E como é feita essa investigação? Com a formalização do ofício do historiador, e consequentemente, do historiador da ciência, como os historiadores francês Marc Léopold Benjamim Bloch e o inglês Edward Palmer Thompson, a visão positivista, elitista, linear e anacrônica da história (denominada pelo historiador da ciência, o inglês Herbert Butterfield, de história whig ou whiggista) foi sendo desencorajada e uma história fundamentada no sincronismo e no diacronismo tomou forma.

Foi nesse período que o
historiador e matemático inglês Edmund Taylor Whittaker tomou conhecimento das contribuições do físico holandês Hendrik Lorentz e do matemático francês Jules Henri Poincaré, chegando à conclusão que a Relatividade era uma criação destes dois pesquisadores e que Einstein apenas sintetizou as ideias deles. Já outros historiadores, como os estadunidenses Gerald James Holton, Arthur Miller e Stanley Goldberg acreditam que Einstein teve um papel muito mais ativo e estruturou a relatividade como teoria física.

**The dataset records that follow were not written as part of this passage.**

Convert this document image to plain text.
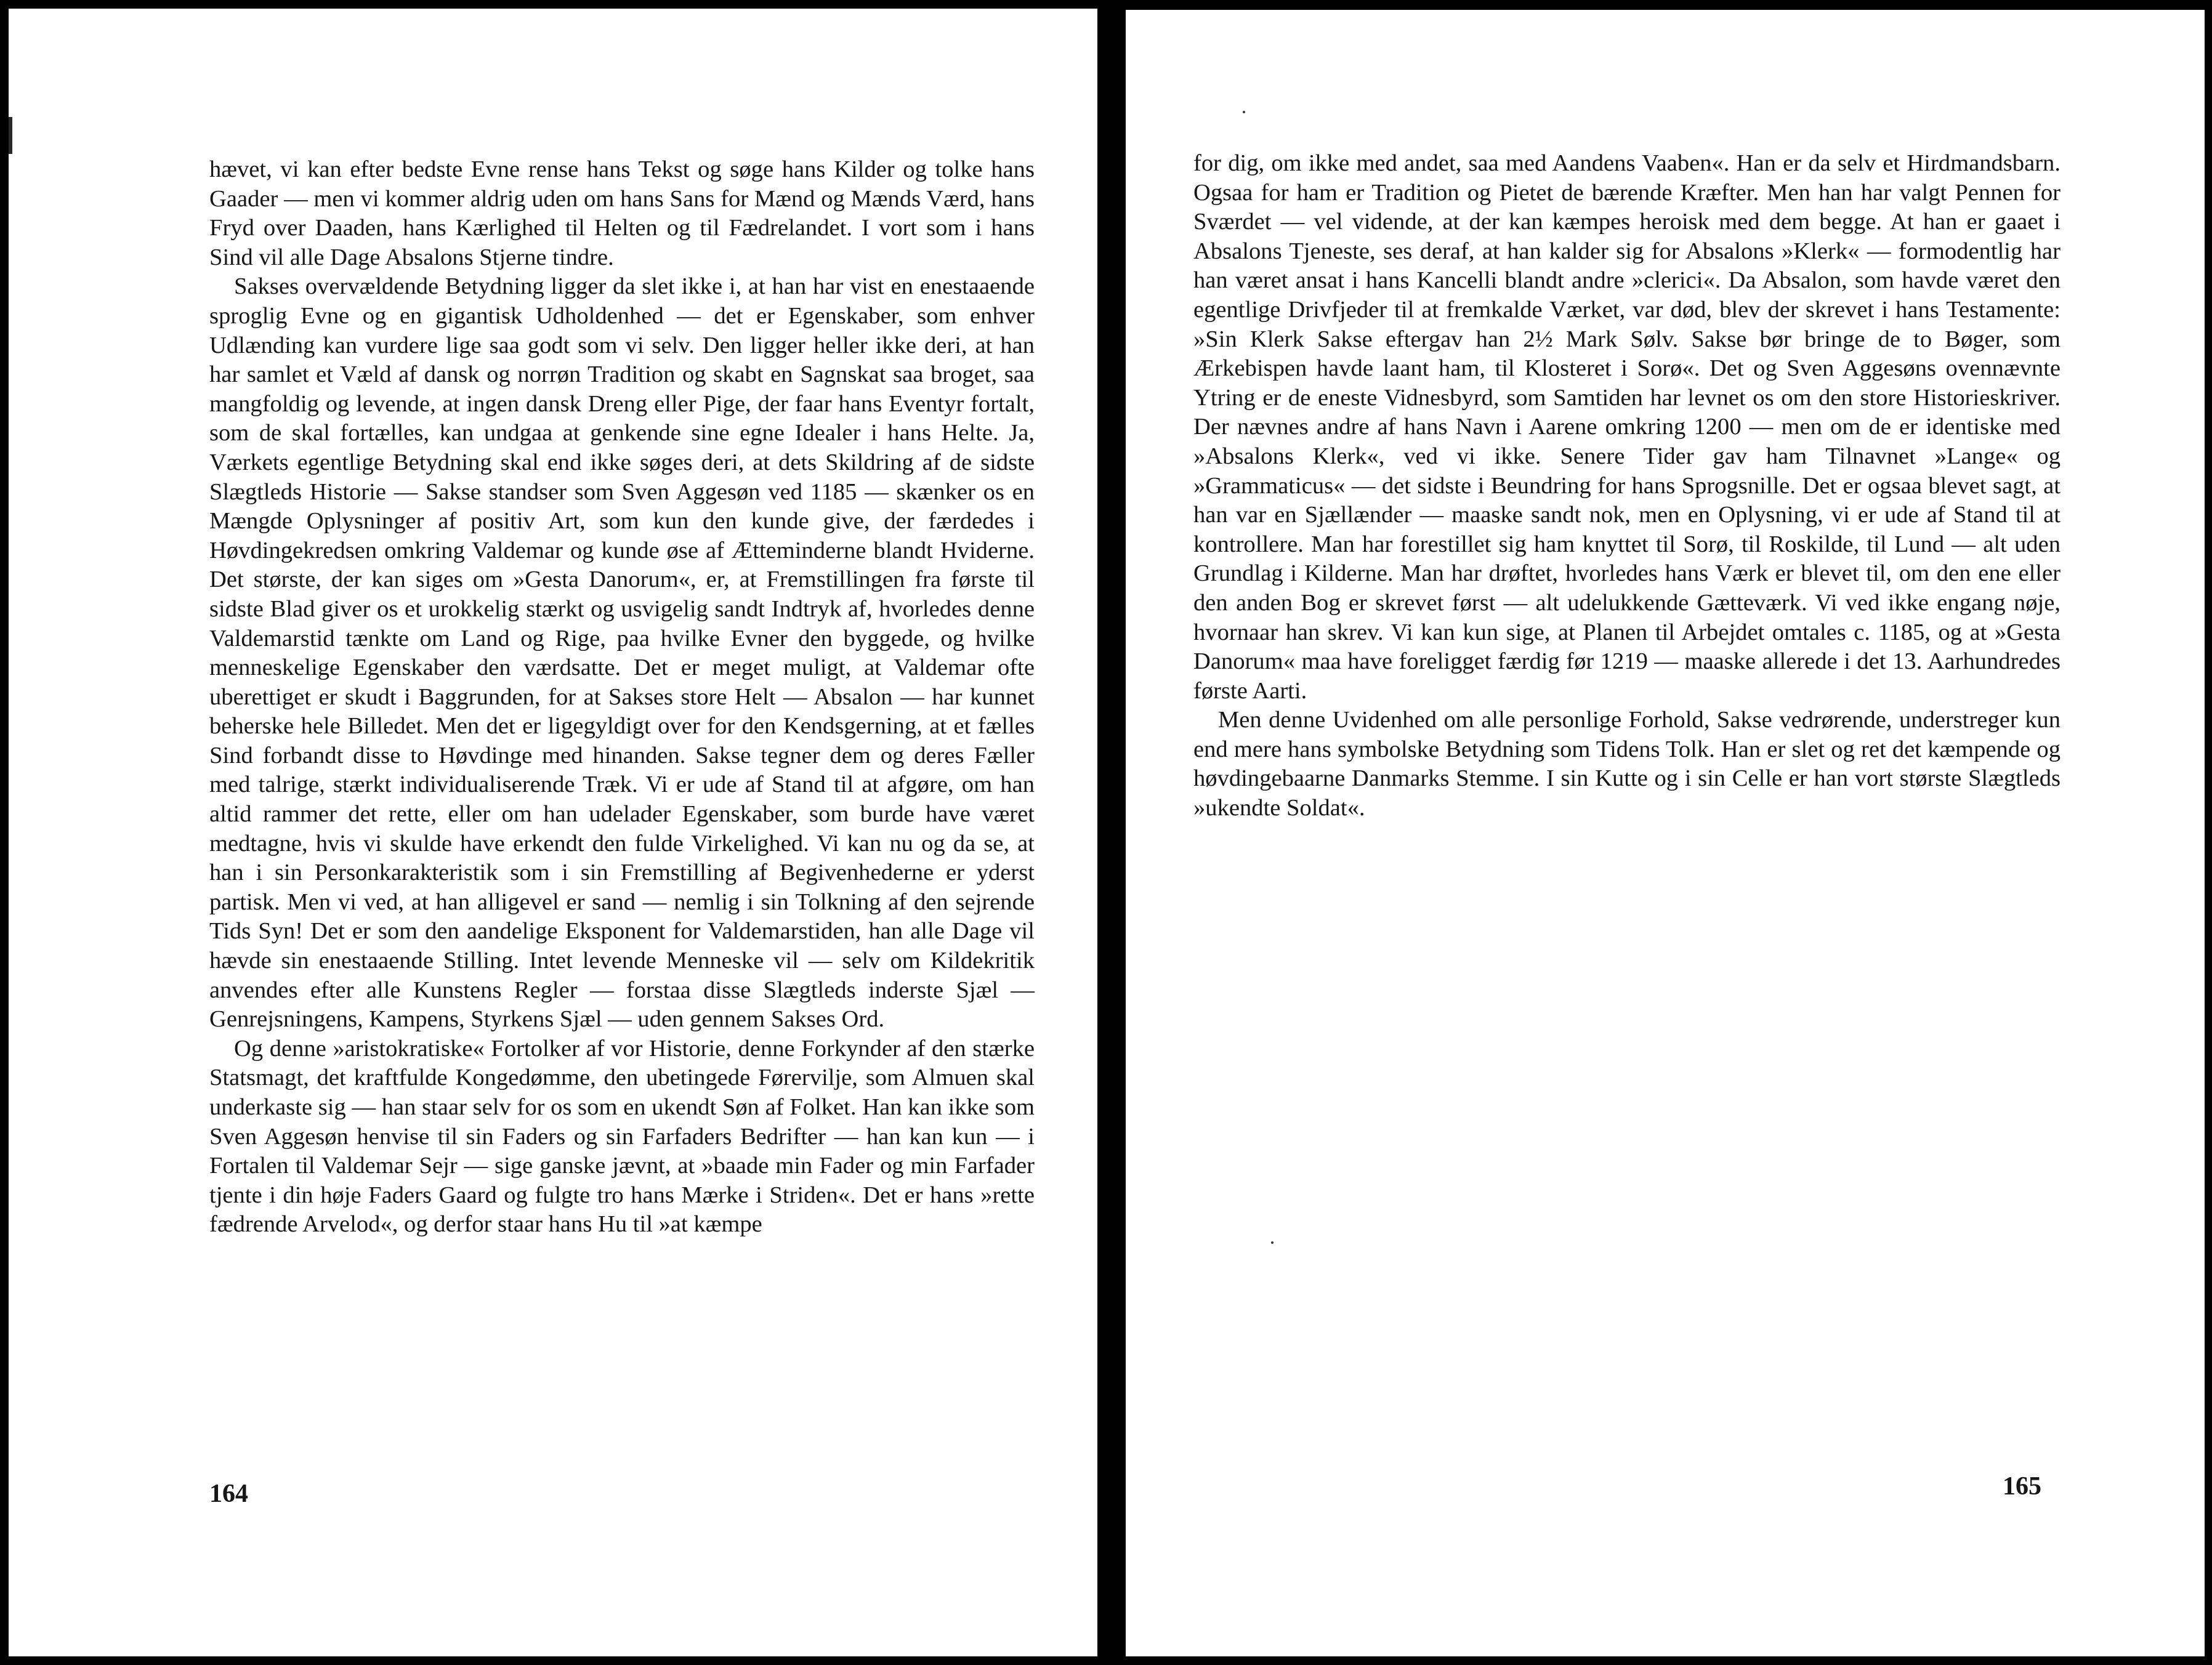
hævet, vi kan efter bedste Evne rense hans Tekst og søge hans Kilder og tolke hans Gaader — men vi kommer aldrig uden om hans Sans for Mænd og Mænds Værd, hans Fryd over Daaden, hans Kærlighed til Helten og til Fædrelandet. I vort som i hans Sind vil alle Dage Absalons Stjerne tindre.

Sakses overvældende Betydning ligger da slet ikke i, at han har vist en enestaaende sproglig Evne og en gigantisk Udholdenhed — det er Egenskaber, som enhver Udlænding kan vurdere lige saa godt som vi selv. Den ligger heller ikke deri, at han har samlet et Væld af dansk og norrøn Tradition og skabt en Sagnskat saa broget, saa mangfoldig og levende, at ingen dansk Dreng eller Pige, der faar hans Eventyr fortalt, som de skal fortælles, kan undgaa at genkende sine egne Idealer i hans Helte. Ja, Værkets egentlige Betydning skal end ikke søges deri, at dets Skildring af de sidste Slægtleds Historie — Sakse standser som Sven Aggesøn ved 1185 — skænker os en Mængde Oplysninger af positiv Art, som kun den kunde give, der færdedes i Høvdingekredsen omkring Valdemar og kunde øse af Ætteminderne blandt Hviderne. Det største, der kan siges om »Gesta Danorum«, er, at Fremstillingen fra første til sidste Blad giver os et urokkelig stærkt og usvigelig sandt Indtryk af, hvorledes denne Valdemarstid tænkte om Land og Rige, paa hvilke Evner den byggede, og hvilke menneskelige Egenskaber den værdsatte. Det er meget muligt, at Valdemar ofte uberettiget er skudt i Baggrunden, for at Sakses store Helt — Absalon — har kunnet beherske hele Billedet. Men det er ligegyldigt over for den Kendsgerning, at et fælles Sind forbandt disse to Høvdinge med hinanden. Sakse tegner dem og deres Fæller med talrige, stærkt individualiserende Træk. Vi er ude af Stand til at afgøre, om han altid rammer det rette, eller om han udelader Egenskaber, som burde have været medtagne, hvis vi skulde have erkendt den fulde Virkelighed. Vi kan nu og da se, at han i sin Personkarakteristik som i sin Fremstilling af Begivenhederne er yderst partisk. Men vi ved, at han alligevel er sand — nemlig i sin Tolkning af den sejrende Tids Syn! Det er som den aandelige Eksponent for Valdemarstiden, han alle Dage vil hævde sin enestaaende Stilling. Intet levende Menneske vil — selv om Kildekritik anvendes efter alle Kunstens Regler — forstaa disse Slægtleds inderste Sjæl — Genrejsningens, Kampens, Styrkens Sjæl — uden gennem Sakses Ord.

Og denne »aristokratiske« Fortolker af vor Historie, denne Forkynder af den stærke Statsmagt, det kraftfulde Kongedømme, den ubetingede Førervilje, som Almuen skal underkaste sig — han staar selv for os som en ukendt Søn af Folket. Han kan ikke som Sven Aggesøn henvise til sin Faders og sin Farfaders Bedrifter — han kan kun — i Fortalen til Valdemar Sejr — sige ganske jævnt, at »baade min Fader og min Farfader tjente i din høje Faders Gaard og fulgte tro hans Mærke i Striden«. Det er hans »rette fædrende Arvelod«, og derfor staar hans Hu til »at kæmpe

164

for dig, om ikke med andet, saa med Aandens Vaaben«. Han er da selv et Hirdmandsbarn. Ogsaa for ham er Tradition og Pietet de bærende Kræfter. Men han har valgt Pennen for Sværdet — vel vidende, at der kan kæmpes heroisk med dem begge. At han er gaaet i Absalons Tjeneste, ses deraf, at han kalder sig for Absalons »Klerk« — formodentlig har han været ansat i hans Kancelli blandt andre »clerici«. Da Absalon, som havde været den egentlige Drivfjeder til at fremkalde Værket, var død, blev der skrevet i hans Testamente: »Sin Klerk Sakse eftergav han 2½ Mark Sølv. Sakse bør bringe de to Bøger, som Ærkebispen havde laant ham, til Klosteret i Sorø«. Det og Sven Aggesøns ovennævnte Ytring er de eneste Vidnesbyrd, som Samtiden har levnet os om den store Historieskriver. Der nævnes andre af hans Navn i Aarene omkring 1200 — men om de er identiske med »Absalons Klerk«, ved vi ikke. Senere Tider gav ham Tilnavnet »Lange« og »Grammaticus« — det sidste i Beundring for hans Sprogsnille. Det er ogsaa blevet sagt, at han var en Sjællænder — maaske sandt nok, men en Oplysning, vi er ude af Stand til at kontrollere. Man har forestillet sig ham knyttet til Sorø, til Roskilde, til Lund — alt uden Grundlag i Kilderne. Man har drøftet, hvorledes hans Værk er blevet til, om den ene eller den anden Bog er skrevet først — alt udelukkende Gætteværk. Vi ved ikke engang nøje, hvornaar han skrev. Vi kan kun sige, at Planen til Arbejdet omtales c. 1185, og at »Gesta Danorum« maa have foreligget færdig før 1219 — maaske allerede i det 13. Aarhundredes første Aarti.

Men denne Uvidenhed om alle personlige Forhold, Sakse vedrørende, understreger kun end mere hans symbolske Betydning som Tidens Tolk. Han er slet og ret det kæmpende og høvdingebaarne Danmarks Stemme. I sin Kutte og i sin Celle er han vort største Slægtleds »ukendte Soldat«.

165
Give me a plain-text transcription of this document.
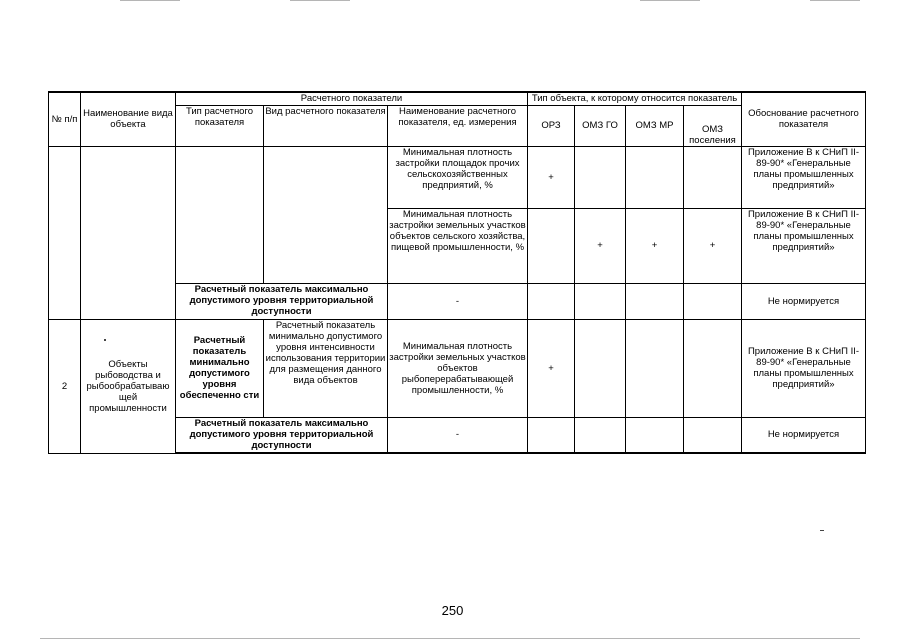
№ п/п	Наименование вида объекта	Расчетного показатели			Тип объекта, к которому относится показатель				Обоснование расчетного показателя
		Тип расчетного показателя	Вид расчетного показателя	Наименование расчетного показателя, ед. измерения	ОРЗ	ОМЗ ГО	ОМЗ МР	ОМЗ поселения	
				Минимальная плотность застройки площадок прочих сельскохозяйственных предприятий, %	+				Приложение В к СНиП II-89-90* «Генеральные планы промышленных предприятий»
				Минимальная плотность застройки земельных участков объектов сельского хозяйства, пищевой промышленности, %		+	+	+	Приложение В к СНиП II-89-90* «Генеральные планы промышленных предприятий»
		Расчетный показатель максимально допустимого уровня территориальной доступности		-					Не нормируется
2	Объекты рыбоводства и рыбообрабатываю щей промышленности	Расчетный показатель минимально допустимого уровня обеспеченно сти	Расчетный показатель минимально допустимого уровня интенсивности использования территории для размещения данного вида объектов	Минимальная плотность застройки земельных участков объектов рыбоперерабатывающей промышленности, %	+				Приложение В к СНиП II-89-90* «Генеральные планы промышленных предприятий»
		Расчетный показатель максимально допустимого уровня территориальной доступности		-					Не нормируется
250
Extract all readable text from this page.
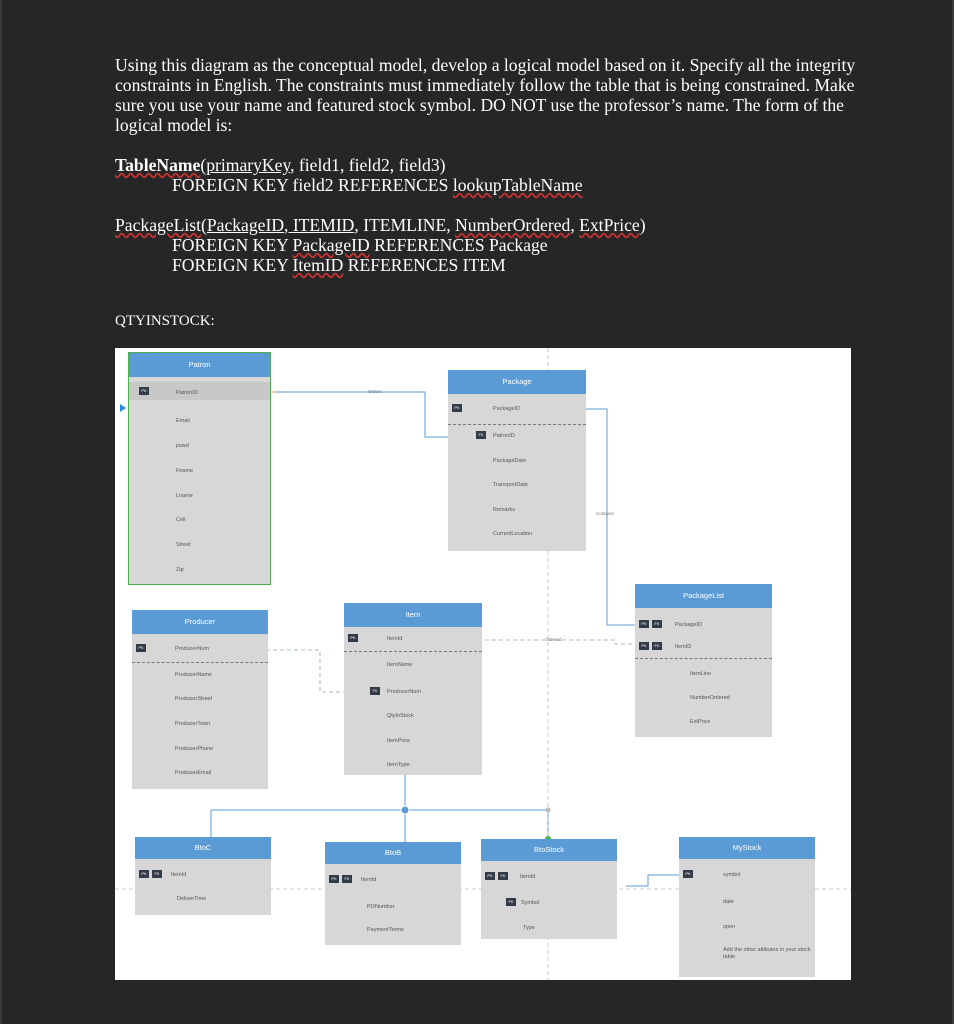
Using this diagram as the conceptual model, develop a logical model based on it. Specify all the integrity constraints in English. The constraints must immediately follow the table that is being constrained. Make sure you use your name and featured stock symbol. DO NOT use the professor’s name. The form of the logical model is:

TableName(primaryKey, field1, field2, field3)

FOREIGN KEY field2 REFERENCES lookupTableName

PackageList(PackageID, ITEMID, ITEMLINE, NumberOrdered, ExtPrice)

FOREIGN KEY PackageID REFERENCES Package

FOREIGN KEY ItemID REFERENCES ITEM

QTYINSTOCK:
Orders
Contains
Ordered
Patron
PK	PatronID
Email
pswd
Fname
Lname
Cell
Street
Zip
Package
PK	PackageID
FK	PatronID
PackageDate
TransportDate
Remarks
CurrentLocation
PackageList
PK	FK	PackageID
PK	FK	ItemID
ItemLine
NumberOrdered
ExtPrice
Producer
PK	ProducerNum
ProducerName
ProducerStreet
ProducerTown
ProducerPhone
ProducerEmail
Item
PK	ItemId
ItemName
FK	ProducerNum
QtyInStock
ItemPrice
ItemType
BtoC
PK	FK	ItemId
DeliverTime
BtoB
PK	FK	ItemId
PONumber
PaymentTerms
BtoStock
PK	FK	ItemId
FK	Symbol
Type
MyStock
PK	symbol
date
open
Add the other attibutes in your stock table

Einstein teve um papel central na relatividade geral [2a][3a], mas a prioridade da teoria da relatividade especial (ou restrita) é ainda assunto controverso, mas uma linha de pesquisa chamada de Estudos Sociais da Ciência tem apresentado uma solução para essa questão: uma teoria não possui um criador ou pai, mas é uma construção coletiva, influenciada por diversos fatores, inclusive sociais.[4a]

Hoje a nossa tendência enquanto historiadores, filósofos ou sociólogos da ciência é afirmar que: teorias não tem pais e nem mães, teorias são produtos inacabados, pois é sempre possível dar alguma contribuição à teoria ou modificar seus elementos, em um processo que muitas pessoas participam, uns mais outros menos, e por isso o mérito não pode ser concentrado em uma única pessoa. Essa tendência é chamada de Historiografia construtivista ou progressista.

A historiografia que defende que teorias tem pais é a historiografia positivista. Por isso quando dizemos que Einstein não é o pai ou não criou a teoria da relatividade, não estamos negando o valor de Einstein, mas dizendo que ele foi um cientista importante na construção da teoria junto de muitos outros. Na Teoria da Relatividade Especial, seu papel foi um pouco menor se comparado a Poincaré, Langevin e Lorentz[4b]. Mas na relatividade geral, seu papel foi um dos maiores [2b][3b].

Sociologia da Física

O tempo na física é uma questão que não pode ser compreendido apenas pela própria razão da ciência. Ele tem natureza histórica, como mostra o historiador da ciência inglês Gerald James Whitrow ao longo de todo o livro O Tempo na História. Outro historiador inglês Edward Palmer Thompson também mostrou em Costumes em Comum que as noções de tempo foram modificadas durante a Revolução Industrial.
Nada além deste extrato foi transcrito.